Peppelini aims never to have sales. We will produce clothes in our tempo and make sure we have zero waste. We also want to buy back all the clothes from our customers. When designing our clothes, we have in mind that at least four children should be able to wear the clothes before we need to recycle them.
Each organization and company involved in every step of the production process must live up to our expectations. Meaning they too must be totally transparent and carefully investigate their supply chains. The goal naturally is to get more companies and more people involved and take action. The fashion industry has to change, and it has to change now.

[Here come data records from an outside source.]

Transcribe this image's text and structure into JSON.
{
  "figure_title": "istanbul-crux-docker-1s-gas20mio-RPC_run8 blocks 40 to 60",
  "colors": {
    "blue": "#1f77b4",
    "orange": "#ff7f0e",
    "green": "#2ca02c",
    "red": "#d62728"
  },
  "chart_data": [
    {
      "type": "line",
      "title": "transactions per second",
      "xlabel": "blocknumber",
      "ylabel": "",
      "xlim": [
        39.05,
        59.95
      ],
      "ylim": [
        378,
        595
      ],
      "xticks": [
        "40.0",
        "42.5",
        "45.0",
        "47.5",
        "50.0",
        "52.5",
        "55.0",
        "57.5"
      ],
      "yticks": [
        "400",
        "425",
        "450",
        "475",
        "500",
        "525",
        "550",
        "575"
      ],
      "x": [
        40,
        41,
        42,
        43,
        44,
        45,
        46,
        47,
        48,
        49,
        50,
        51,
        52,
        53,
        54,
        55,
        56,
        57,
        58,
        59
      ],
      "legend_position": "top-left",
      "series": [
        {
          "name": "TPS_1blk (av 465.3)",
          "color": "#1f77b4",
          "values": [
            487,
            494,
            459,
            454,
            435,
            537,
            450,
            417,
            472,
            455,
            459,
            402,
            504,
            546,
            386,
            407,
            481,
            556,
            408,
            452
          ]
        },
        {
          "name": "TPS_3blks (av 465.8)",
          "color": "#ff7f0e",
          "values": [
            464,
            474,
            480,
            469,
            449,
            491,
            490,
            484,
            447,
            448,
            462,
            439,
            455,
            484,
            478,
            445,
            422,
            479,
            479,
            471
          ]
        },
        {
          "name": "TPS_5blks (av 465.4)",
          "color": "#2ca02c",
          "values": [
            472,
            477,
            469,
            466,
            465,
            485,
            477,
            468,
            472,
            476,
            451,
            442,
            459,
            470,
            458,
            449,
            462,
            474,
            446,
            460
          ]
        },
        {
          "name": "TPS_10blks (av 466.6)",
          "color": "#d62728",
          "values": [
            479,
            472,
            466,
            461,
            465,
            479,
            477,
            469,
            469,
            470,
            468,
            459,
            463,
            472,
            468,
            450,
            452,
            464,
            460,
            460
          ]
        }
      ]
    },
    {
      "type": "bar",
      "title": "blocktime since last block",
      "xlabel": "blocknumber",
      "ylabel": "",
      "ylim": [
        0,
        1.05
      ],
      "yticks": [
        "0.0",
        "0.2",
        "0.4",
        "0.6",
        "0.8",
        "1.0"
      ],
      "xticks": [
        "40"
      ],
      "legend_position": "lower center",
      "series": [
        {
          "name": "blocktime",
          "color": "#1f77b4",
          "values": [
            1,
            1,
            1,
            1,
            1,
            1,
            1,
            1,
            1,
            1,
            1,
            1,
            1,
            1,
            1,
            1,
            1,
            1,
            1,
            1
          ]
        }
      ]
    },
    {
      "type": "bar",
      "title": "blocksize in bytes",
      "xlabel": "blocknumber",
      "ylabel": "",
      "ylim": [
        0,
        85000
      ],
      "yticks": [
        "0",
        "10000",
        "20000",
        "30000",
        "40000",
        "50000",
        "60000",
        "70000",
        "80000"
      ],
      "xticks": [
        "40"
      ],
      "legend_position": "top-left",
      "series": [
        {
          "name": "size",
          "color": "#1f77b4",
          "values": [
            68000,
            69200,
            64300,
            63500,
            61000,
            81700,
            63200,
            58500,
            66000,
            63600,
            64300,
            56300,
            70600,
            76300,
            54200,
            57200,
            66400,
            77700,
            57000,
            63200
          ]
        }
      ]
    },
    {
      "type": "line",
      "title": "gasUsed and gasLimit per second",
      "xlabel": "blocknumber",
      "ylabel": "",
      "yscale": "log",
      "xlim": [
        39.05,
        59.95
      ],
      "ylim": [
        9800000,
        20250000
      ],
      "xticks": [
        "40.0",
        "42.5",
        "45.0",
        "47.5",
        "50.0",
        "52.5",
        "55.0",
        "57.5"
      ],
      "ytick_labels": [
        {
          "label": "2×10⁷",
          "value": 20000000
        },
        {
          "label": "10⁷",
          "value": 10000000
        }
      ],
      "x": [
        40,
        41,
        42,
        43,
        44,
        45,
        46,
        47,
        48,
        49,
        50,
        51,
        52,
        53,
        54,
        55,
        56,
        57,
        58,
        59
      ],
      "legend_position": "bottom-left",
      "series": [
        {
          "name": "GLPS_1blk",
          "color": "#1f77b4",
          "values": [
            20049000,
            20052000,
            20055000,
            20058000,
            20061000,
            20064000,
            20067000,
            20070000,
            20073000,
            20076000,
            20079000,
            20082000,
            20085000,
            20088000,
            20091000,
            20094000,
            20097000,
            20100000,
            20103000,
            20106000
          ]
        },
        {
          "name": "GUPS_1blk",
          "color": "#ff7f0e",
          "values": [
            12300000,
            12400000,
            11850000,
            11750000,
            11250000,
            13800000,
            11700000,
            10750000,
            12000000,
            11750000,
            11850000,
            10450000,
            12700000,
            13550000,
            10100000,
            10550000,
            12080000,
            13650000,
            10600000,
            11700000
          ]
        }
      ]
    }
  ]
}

We are looking for people who feel as strongly as we do about changing the status quo. We believe there is a market for high-quality, sustainably made children's clothing. More parents like us must want their children to own clothes made to last, with a cool and fun design.
After a long intensive search for the right factory, we finally found a manufacturer we know is doing its best to produce clothes using fewer chemicals, use renewable energy, think circularly, and eliminate waste the best it can.
Our first step was to define sustainability for the company and our workers. What vision and goals are we working towards? Becoming more circular is one goal. To have every single worker live a better life (in every part of the production).
Moving away from cotton was a no-brainer. Most companies buy their cotton from factories without really knowing the development process, where it comes from, the conditions of the farmers, and its TRUE environmental effect on the planet. There is no fundamental understanding of the social and environmental impact. An accurate and transparent investigation must take place. Otherwise, the risk of falling victim to greenwashing is high.
Almost all companies are talking about sustainability. Unfortunately, most of it is greenwashing; companies are doing the bare minimum to receive certifications.
If an Oeke or GOTS cotton certification is handed to a product, what does that mean? Is that certification enough for us customers to justify the product as sustainable? What does sustainable even mean?
Don't we have to take the company behind the product into consideration?
After consulting with many sustainability experts, we chose to go with Lyocell. Not only is Lyocell the most sustainable material out there, but it's also durable and incredibly soft and comfortable.
A big part of the design is durability. No more wear and tear; throw the clothes out after only one child gets to wear the item. Peppelini garments are made with love, and we demand our customers to treat them with the respect they deserve.
Our daughter Pepp's favorite clothes are Lyocell clothes made in Utenos! We know the quality is super high. After many, many washes, those clothes are still as good as new.
We also wanted to find the most environmentally friendly transportation method and boxes to ship the clothes in.